Esperto musulmano: “Basta con le fatwa che tradiscono lo spirito dell’islam”
di Nirmala Carvalho
Dopo una fatwa che impone alle donne di indossare il velo nei pubblici uffici, si apre in India il dibattito su islam e leggi coraniche. Ashgar Ali Engineer, del Centro studi per la società e il secolarismo, dice ad AsiaNews: “Serve un rinascimento musulmano”.
Mumbai (AsiaNews) – Rimanere legati a una concezione medievale della religione “non aiuta il mondo islamico e il mondo in generale. Invece di continuare a leggere l’islam tramite la shari’a e le leggi hudood, si dovrebbe compiere una rivoluzione culturale e religiosa: in questo modo, potremo evitare inutili fatwe e incomprensioni pericolose”. Lo dice ad AsiaNews Ashgar Ali Engineer, del Centro studi per la società e il secolarismo, commentando l’ultimo editto religioso musulmano emanato in Uttar Pradesh.
Sharif Mohd Ayyub Alem Rizvi, mufti di Darul Iftah, ha infatti dichiarato che le donne musulmane possono lavorare nelle istituzioni “soltanto ad alcune condizioni”, fra cui l’obbligo di indossare il velo. Inoltre, sostiene il giurista islamico, i musulmani “non possono lavorare nelle banche, perché gli interessi – che sono di fatto il profitto degli istituti bancari – sono contrari alla legge coranica.
Questa fatwa segue di pochi giorni un’altra, emessa dall’università islamica di Deoband, secondo cui una donna che lavori in un pubblico ufficio con degli uomini non può percepire stipendio: questo è infatti “haram”, proibito. Entrambe le fatwa – verdetti giuridici non vincolanti, che applicano alla lettera la shari’a coranica – sono state pubblicate sul diffuso quotidiano Times of India e hanno scatenato un lungo dibattito nella società indiana.
Ma Ali si chiede: “Perché applicare soltanto alle donne i limiti della legge religiosa? E poi, chi definisce i limiti e la loro applicazione? Per questi ulema, mettere insieme maschi e femmine è un atto di fitna, non religioso. Per loro, il carattere o l’integrità della donna in questione non ha alcun significato. Se si alza il velo e mostra la faccia in un luogo di lavoro misto, ecco che diventa impura”.
Eppure, sottolinea l’analista, “sono numerosissimi gli esempi, persino nella vita del Profeta, in cui uomini e donne hanno vissuto insieme. Hazrat A’isha ha persino guidato centinaia di soldati maschi durante la battaglia del Cammello. Shifa bin-e-Abdullah, anche lei donna, è stata nominata ispettore del mercato da Hazrat Umar e nessuno ha protestato: cosa fa, tratta soltanto con le donne?”.
Per la questione del velo, dice ancora Ali, “è tutto ancora più complicato.
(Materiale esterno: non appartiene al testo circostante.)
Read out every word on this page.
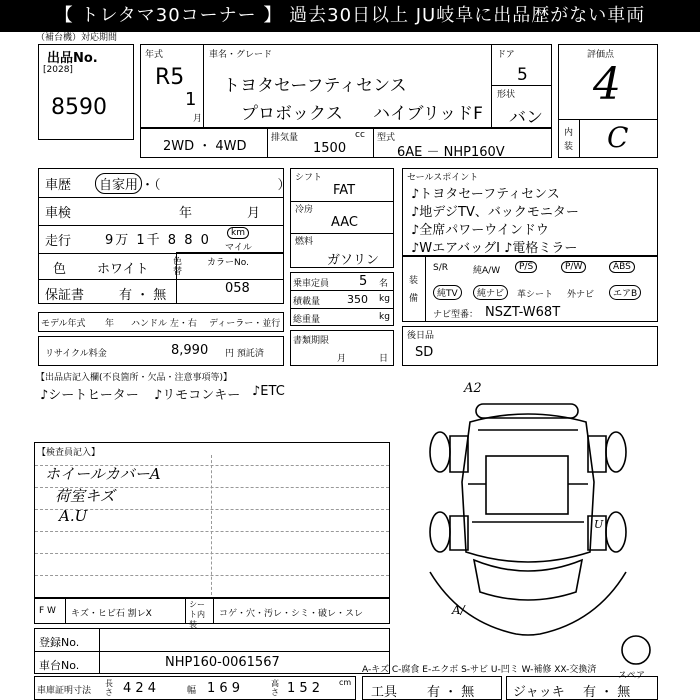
【 トレタマ30コーナー 】 過去30日以上 JU岐阜に出品歴がない車両
（補台機）対応期間
出品No.
[2028]
8590
年式
R5
1
月
車名・グレード
トヨタセーフティセンス
プロボックス ハイブリッドF
ドア
5
形状
バン
2WD ・ 4WD
排気量	cc
1500
型式
6AE － NHP160V
評価点
4
内
装 C
車歴	自家用 ・（　　　　　　　　　）
車検	年	月
走行	9万 1千 8 8 0	km
マイル
色 ホワイト	色替
保証書	有 ・ 無
カラーNo.
058
モデル年式 年 ハンドル 左・右 ディーラー・並行
リサイクル料金	8,990 円 預託済
シフト
FAT
冷房
AAC
燃料
ガソリン
乗車定員 5 名
積載量 350 kg
総重量	kg
書類期限
月	日
セールスポイント
♪トヨタセーフティセンス
♪地デジTV、バックモニター
♪全席パワーウインドウ
♪WエアバッグⅠ ♪電格ミラー
装
備
S/R	純A/W	P/S	P/W	ABS
純TV	純ナビ	革シート 外ナビ	エアB
ナビ型番： NSZT-W68T
後日品
SD
【出品店記入欄(不良箇所・欠品・注意事項等)】
♪シートヒーター ♪リモコンキー ♪ETC
【検査員記入】
ホイールカバーA
荷室キズ
A.U
A2
U
A/
スペア
F W キズ・ヒビ石 割レX
シート内装
コゲ・穴・汚レ・シミ・破レ・スレ
登録No.
車台No.	NHP160-0061567	A-キズ C-腐食 E-エクボ S-サビ U-凹ミ W-補修 XX-交換済
車庫証明寸法
長さ 4 2 4	幅 1 6 9	高さ 1 5 2 cm
工具 有 ・ 無	ジャッキ 有 ・ 無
Il Corano, fonte primaria della shari’a, non si riferisce mai al velo per le donne in generale. Certo, dice che le donne “non devono mostrare in pubblico i loro ornamenti” (24:31), ma non spiega cosa sia un ornamento. Ogni commentatore, a seconda della propria formazione culturale, dà una risposta diversa. Non parla neanche di coprire la faccia: quasi tutti i musulmani sono d’accordo nel dire che faccia e mani possono rimanere scoperte”.
Inoltre, prosegue, “il Corano impone delle coperture anche agli uomini, di cui nessuno parla mai. L’islam ha preferito gettare tutta la responsabilità sulle donne, dicendo che se non si coprono compiono un reato religioso. Eppure, il nostro Libro dice chiaramente che gli uomini e le donne sono egualmente responsabili per i loro errori, e pagano allo stesso modo quando sbagliano”.
L’intero diritto islamico, conclude, “deve essere riletto alla luce del vero spirito del Corano. Inoltre, ognuno dei fedeli deve sviluppare la propria metodologia quando legge, interpreta e applica i dettami della religione. Ma questo impone che venga letto tutto il Libro, con onestà, e non soltanto alcune parti. Come fanno i nostri commentatori”.